Wednesday, May 27, 2026

TO: Montana Governor Greg Gianforte

This is too good not to post here.   There is a growing sense of outrage in Montana.


I’ve been reliably informed that Montana’s governor and lieutenant governor have both seen my posts, so I just wanted to say hi. And since you’re apparently reading, here’s an open invitation. Come do a public interview with me and explain why I’m wrong on corner crossing. Explain why the average Montana hunter should not be able to step from public land to public land without touching private property. Explain who you think public land actually belongs to. Unless, of course, it is easier to hide from this issue, hope it goes away, and avoid answering tough questions from regular hunters who are tired of watching public land become private playgrounds for the well-connected outfitters and landowners. I understand. Politicians usually prefer controlled rooms, softball questions, and friendly audiences. Maybe Montana’s governor is different. Maybe he has a backbone. I guess we’ll find out.

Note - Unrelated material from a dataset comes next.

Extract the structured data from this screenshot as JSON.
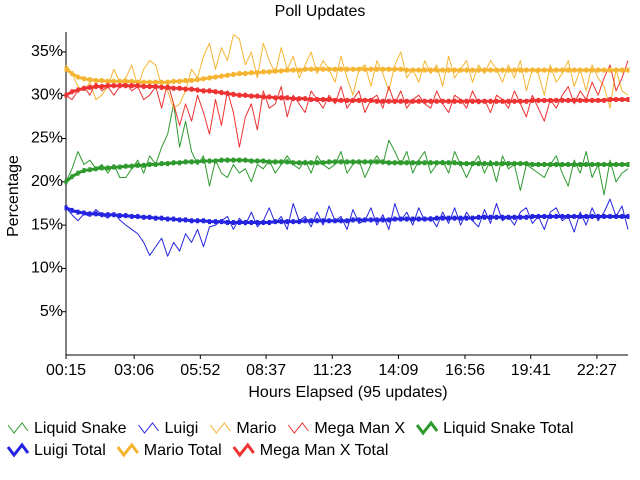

But this issue is not just me making noise on Facebook. Backcountry Hunters & Anglers and the Public Land & Water Access Association have filed a lawsuit in Montana to try to cement the legality of corner crossing and open access to roughly 871,000 acres of corner-locked public land in that state. onX deserves a ton of credit too, because they put real mapping and real money behind this fight and showed there are 8.3 million acres of corner-locked public land across the West, blocked by more than 27,000 land-locking corners. This is not about stealing private land. This is about stealing public land, and whether it only belongs to people with the money, lawyers, outfitters, and political connections to the governor to keep everybody else out. So Governor, Lieutenant Governor, the invitation is open. Come explain your position to regular hunters in public. They vote!
— Stephen Ziegler
Outdoor writer | Owner, DeLong Lures

Let’s look at the landowner argument on corner crossing. They say they are worried people will trespass, wander off the public corner, cut across private land, or use corner crossing as an excuse to violate property rights. Fine. That is a real concern. But if a homeowner in town is worried someone might break into his house, he does not get to block off the whole street and tell everybody else they cannot walk down it. That street is not his.
If somebody trespasses, prosecute them. If somebody damages your property, go after them. But you do not get to block the public from public land because you are worried someone might break the law. I do not get to violate your rights, and you do not get to violate mine. Corner crossing is not about violating property rights. It is about protecting property rights. public land is all of our property and nobody gets to violate our property rights. Public land is not yours just because you own the land beside it just like your neighbors house doesn’t belong to you just because they live next to you.